Building from https://github.com/akarras/wasm-regex 499031 Nov 18 15:23 wasm_regex.wasm Just under 500KB

The readme includes the exact wasm-pack command I used to create it.

akarras avatar Nov 18 '22 22:11 akarras

My bet is that you can disable some of the Unicode features too. Some are pretty arcane and not often used. I would recommend just using the following: unicode-bool, unicode-case, unicode-gencat, unicode-perl, unicode-script. In other words, disable unicode-age and unicode-segment. Probably not a huge win. If you wanted to go barebones, you could try just enabling unicode-case and unicode-perl.

BurntSushi avatar Nov 18 '22 23:11 BurntSushi

With @BurntSushi's suggestions, down to 445kb. I'm not sure what kind of API is needed, but I think that gives enough headroom to add a few things while staying under the <500kb goal.

akarras avatar Nov 18 '22 23:11 akarras

I wrote a quick manual json output and a replacer function to go with it https://github.com/tgross35/wasm-regex, my binary size is even smaller at 427kB. Newer versions maybe?
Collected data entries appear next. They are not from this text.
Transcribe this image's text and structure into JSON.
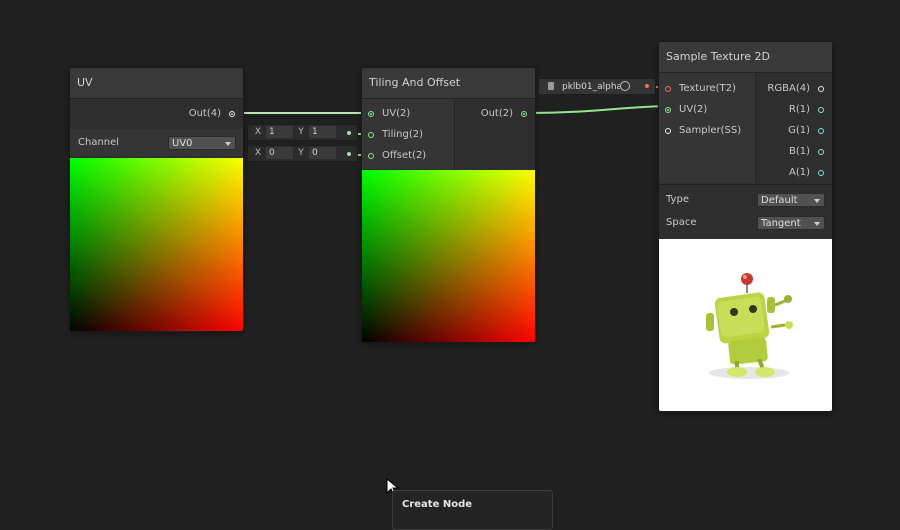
{
  "nodes": {
    "uv": {
      "title": "UV",
      "output_label": "Out(4)",
      "channel_label": "Channel",
      "channel_value": "UV0"
    },
    "tiling": {
      "title": "Tiling And Offset",
      "inputs": [
        "UV(2)",
        "Tiling(2)",
        "Offset(2)"
      ],
      "output_label": "Out(2)",
      "tiling_x": "1",
      "tiling_y": "1",
      "offset_x": "0",
      "offset_y": "0",
      "x_label": "X",
      "y_label": "Y"
    },
    "sample": {
      "title": "Sample Texture 2D",
      "inputs": [
        "Texture(T2)",
        "UV(2)",
        "Sampler(SS)"
      ],
      "outputs": [
        "RGBA(4)",
        "R(1)",
        "G(1)",
        "B(1)",
        "A(1)"
      ],
      "type_label": "Type",
      "type_value": "Default",
      "space_label": "Space",
      "space_value": "Tangent"
    },
    "texture_property": {
      "label": "pklb01_alpha"
    }
  },
  "menu": {
    "create_node_label": "Create Node"
  },
  "colors": {
    "background": "#202020",
    "wire_green": "#8ee68e",
    "wire_red": "#ff6a5a"
  }
}
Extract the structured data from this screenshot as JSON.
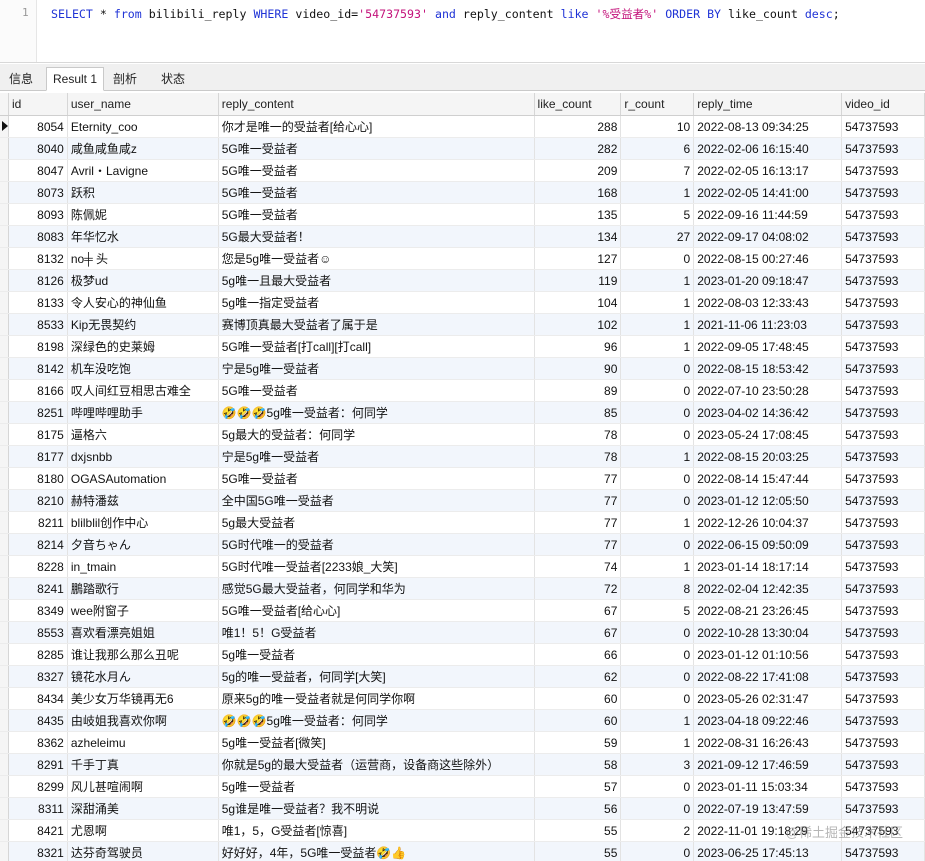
{
  "editor": {
    "line_number": "1",
    "sql": {
      "select": "SELECT",
      "star": " * ",
      "from": "from",
      "table": " bilibili_reply ",
      "where": "WHERE",
      "cond1": " video_id=",
      "vid": "'54737593'",
      "and": " and",
      "cond2": " reply_content ",
      "like": "like",
      "pattern": " '%受益者%'",
      "order": " ORDER BY",
      "orderby": " like_count ",
      "desc": "desc",
      "end": ";"
    }
  },
  "tabs": [
    "信息",
    "Result 1",
    "剖析",
    "状态"
  ],
  "active_tab": "Result 1",
  "columns": [
    "id",
    "user_name",
    "reply_content",
    "like_count",
    "r_count",
    "reply_time",
    "video_id"
  ],
  "rows": [
    [
      "8054",
      "Eternity_coo",
      "你才是唯一的受益者[给心心]",
      "288",
      "10",
      "2022-08-13 09:34:25",
      "54737593"
    ],
    [
      "8040",
      "咸鱼咸鱼咸z",
      "5G唯一受益者",
      "282",
      "6",
      "2022-02-06 16:15:40",
      "54737593"
    ],
    [
      "8047",
      "Avril・Lavigne",
      "5G唯一受益者",
      "209",
      "7",
      "2022-02-05 16:13:17",
      "54737593"
    ],
    [
      "8073",
      "跃积",
      "5G唯一受益者",
      "168",
      "1",
      "2022-02-05 14:41:00",
      "54737593"
    ],
    [
      "8093",
      "陈佩妮",
      "5G唯一受益者",
      "135",
      "5",
      "2022-09-16 11:44:59",
      "54737593"
    ],
    [
      "8083",
      "年华忆水",
      "5G最大受益者！",
      "134",
      "27",
      "2022-09-17 04:08:02",
      "54737593"
    ],
    [
      "8132",
      "no╪ 头",
      "您是5g唯一受益者☺",
      "127",
      "0",
      "2022-08-15 00:27:46",
      "54737593"
    ],
    [
      "8126",
      "极梦ud",
      "5g唯一且最大受益者",
      "119",
      "1",
      "2023-01-20 09:18:47",
      "54737593"
    ],
    [
      "8133",
      "令人安心的神仙鱼",
      "5g唯一指定受益者",
      "104",
      "1",
      "2022-08-03 12:33:43",
      "54737593"
    ],
    [
      "8533",
      "Kip无畏契约",
      "赛博顶真最大受益者了属于是",
      "102",
      "1",
      "2021-11-06 11:23:03",
      "54737593"
    ],
    [
      "8198",
      "深绿色的史莱姆",
      "5G唯一受益者[打call][打call]",
      "96",
      "1",
      "2022-09-05 17:48:45",
      "54737593"
    ],
    [
      "8142",
      "机车没吃饱",
      "宁是5g唯一受益者",
      "90",
      "0",
      "2022-08-15 18:53:42",
      "54737593"
    ],
    [
      "8166",
      "叹人间红豆相思古难全",
      "5G唯一受益者",
      "89",
      "0",
      "2022-07-10 23:50:28",
      "54737593"
    ],
    [
      "8251",
      "哔哩哔哩助手",
      "🤣🤣🤣5g唯一受益者：何同学",
      "85",
      "0",
      "2023-04-02 14:36:42",
      "54737593"
    ],
    [
      "8175",
      "逼格六",
      "5g最大的受益者：何同学",
      "78",
      "0",
      "2023-05-24 17:08:45",
      "54737593"
    ],
    [
      "8177",
      "dxjsnbb",
      "宁是5g唯一受益者",
      "78",
      "1",
      "2022-08-15 20:03:25",
      "54737593"
    ],
    [
      "8180",
      "OGASAutomation",
      "5G唯一受益者",
      "77",
      "0",
      "2022-08-14 15:47:44",
      "54737593"
    ],
    [
      "8210",
      "赫特潘兹",
      "全中国5G唯一受益者",
      "77",
      "0",
      "2023-01-12 12:05:50",
      "54737593"
    ],
    [
      "8211",
      "blilblil创作中心",
      "5g最大受益者",
      "77",
      "1",
      "2022-12-26 10:04:37",
      "54737593"
    ],
    [
      "8214",
      "夕音ちゃん",
      "5G时代唯一的受益者",
      "77",
      "0",
      "2022-06-15 09:50:09",
      "54737593"
    ],
    [
      "8228",
      "in_tmain",
      "5G时代唯一受益者[2233娘_大笑]",
      "74",
      "1",
      "2023-01-14 18:17:14",
      "54737593"
    ],
    [
      "8241",
      "鵬踏歌行",
      "感觉5G最大受益者，何同学和华为",
      "72",
      "8",
      "2022-02-04 12:42:35",
      "54737593"
    ],
    [
      "8349",
      "wee附窗子",
      "5G唯一受益者[给心心]",
      "67",
      "5",
      "2022-08-21 23:26:45",
      "54737593"
    ],
    [
      "8553",
      "喜欢看漂亮姐姐",
      "唯1！5！G受益者",
      "67",
      "0",
      "2022-10-28 13:30:04",
      "54737593"
    ],
    [
      "8285",
      "谁让我那么那么丑呢",
      "5g唯一受益者",
      "66",
      "0",
      "2023-01-12 01:10:56",
      "54737593"
    ],
    [
      "8327",
      "镜花水月ん",
      "5g的唯一受益者，何同学[大笑]",
      "62",
      "0",
      "2022-08-22 17:41:08",
      "54737593"
    ],
    [
      "8434",
      "美少女万华镜再无6",
      "原来5g的唯一受益者就是何同学你啊",
      "60",
      "0",
      "2023-05-26 02:31:47",
      "54737593"
    ],
    [
      "8435",
      "由岐姐我喜欢你啊",
      "🤣🤣🤣5g唯一受益者：何同学",
      "60",
      "1",
      "2023-04-18 09:22:46",
      "54737593"
    ],
    [
      "8362",
      "azheleimu",
      "5g唯一受益者[微笑]",
      "59",
      "1",
      "2022-08-31 16:26:43",
      "54737593"
    ],
    [
      "8291",
      "千手丁真",
      "你就是5g的最大受益者（运营商，设备商这些除外）",
      "58",
      "3",
      "2021-09-12 17:46:59",
      "54737593"
    ],
    [
      "8299",
      "风儿甚喧闹啊",
      "5g唯一受益者",
      "57",
      "0",
      "2023-01-11 15:03:34",
      "54737593"
    ],
    [
      "8311",
      "深甜涌美",
      "5g谁是唯一受益者？我不明说",
      "56",
      "0",
      "2022-07-19 13:47:59",
      "54737593"
    ],
    [
      "8421",
      "尤恩啊",
      "唯1，5，G受益者[惊喜]",
      "55",
      "2",
      "2022-11-01 19:18:29",
      "54737593"
    ],
    [
      "8321",
      "达芬奇驾驶员",
      "好好好，4年，5G唯一受益者🤣👍",
      "55",
      "0",
      "2023-06-25 17:45:13",
      "54737593"
    ]
  ],
  "watermark": "@稀土掘金技术社区"
}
I have npm LTS 8.19.2 and wasm-pack 0.10.3

image

@BurntSushi is there a good way to match up capture group numbers and names? It seems like you can iterate names .capture_names() or get a single named group with .name(), but I can't figure out how to iterate all groups and optionally get a name for each (figure this might be needed to produce the regex101 output)

tgross35 avatar Nov 19 '22 01:11 tgross35

is there a good way to match up capture group numbers and names? It seems like you can iterate names .capture_names() or get a single named group with .name(), but I can't figure out how to iterate all groups and optionally get a name for each (figure this might be needed to produce the regex101 output)

Regex::capture_names is right. It yields unnamed capturing groups too. From the docs of CaptureNames:

An iterator over the names of all possible captures.

None indicates an unnamed capture; the first element (capture 0, the whole matched region) is always unnamed.

'r is the lifetime of the compiled regular expression.

BurntSushi avatar Nov 19 '22 01:11 BurntSushi

Awesome, got something working with named groups that is probably suitable enough for the site. Binary size is only 433kB with using serde.

@firasdib let us know exactly output shema you want if you'd like me to tweak it for you

image

tgross35 avatar Nov 19 '22 01:11 tgross35

wasm-opt -Oz -o out.wasm in.wasm reduces it a bit further for me. You can get wasm-pack to run it for you by adding this to the Cargo.toml:

[package.metadata.wasm-pack.profile.release]
wasm-opt = ["-Oz"]

Though wasm-pack seems to use a slightly older version by default, using a newer version gives slightly smaller results for me. If you have it in the PATH, wasm-pack will use that version instead.

benediktwerner avatar Nov 19 '22 02:11 benediktwerner